Passive soft-reset controllers for nonlinear systems

TL;DR

This paper introduces passive soft-reset controllers as a continuous-time approximation to hard-reset controllers, analyzing their stability and implementation advantages in nonlinear systems.

Contribution

It presents a novel class of passive soft-reset controllers that approximate hard-reset controllers, with stability analysis and practical implementation insights.

Findings

Soft-reset controllers can approximate hard-reset controllers effectively.

Interconnection of passive soft-reset controllers with passive plants is asymptotically stable.

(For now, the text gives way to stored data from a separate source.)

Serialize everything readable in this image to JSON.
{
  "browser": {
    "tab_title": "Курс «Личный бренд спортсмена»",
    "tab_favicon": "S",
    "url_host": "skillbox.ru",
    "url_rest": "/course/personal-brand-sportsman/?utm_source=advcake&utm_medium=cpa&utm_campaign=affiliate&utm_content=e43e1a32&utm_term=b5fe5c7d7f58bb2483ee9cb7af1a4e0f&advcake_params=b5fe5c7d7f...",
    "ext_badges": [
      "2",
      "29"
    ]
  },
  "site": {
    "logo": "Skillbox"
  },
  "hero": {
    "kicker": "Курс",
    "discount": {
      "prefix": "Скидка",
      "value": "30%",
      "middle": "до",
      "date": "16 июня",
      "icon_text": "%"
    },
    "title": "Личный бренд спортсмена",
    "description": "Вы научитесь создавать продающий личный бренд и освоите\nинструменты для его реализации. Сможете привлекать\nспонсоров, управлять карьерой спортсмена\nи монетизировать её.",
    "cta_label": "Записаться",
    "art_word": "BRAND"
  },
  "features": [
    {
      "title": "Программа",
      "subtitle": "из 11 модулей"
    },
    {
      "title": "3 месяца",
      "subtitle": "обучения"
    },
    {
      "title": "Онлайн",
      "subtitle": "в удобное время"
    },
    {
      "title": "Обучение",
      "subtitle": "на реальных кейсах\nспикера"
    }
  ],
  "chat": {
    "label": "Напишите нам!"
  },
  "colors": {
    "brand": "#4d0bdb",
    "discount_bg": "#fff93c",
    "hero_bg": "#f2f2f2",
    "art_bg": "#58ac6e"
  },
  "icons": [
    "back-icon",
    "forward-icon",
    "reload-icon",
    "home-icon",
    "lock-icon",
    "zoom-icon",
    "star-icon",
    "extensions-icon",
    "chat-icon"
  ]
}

Soft-reset controllers are easier to understand and implement than hybrid hard-reset controllers.

Abstract

Soft-reset controllers are introduced as a way to approximate hard-reset controllers. The focus is on implementing reset controllers that are (strictly) passive and on analyzing their interconnection with passive plants. A passive hard-reset controller that has a strongly convex energy function can be approximated as a soft-reset controller. A hard-reset controller is a hybrid system whereas a soft-reset controller corresponds to a differential inclusion, living entirely in the continuous-time domain. This feature may make soft-reset controllers easier to understand and implement. A soft-reset controller contains a parameter that can be adjusted to better approximate the action of the hard-reset controller. Closed-loop asymptotic stability is established for the interconnection of a passive soft-reset controller with a passive plant, under appropriate detectability assumptions. Several examples are used to illustrate the efficacy of soft-reset controllers.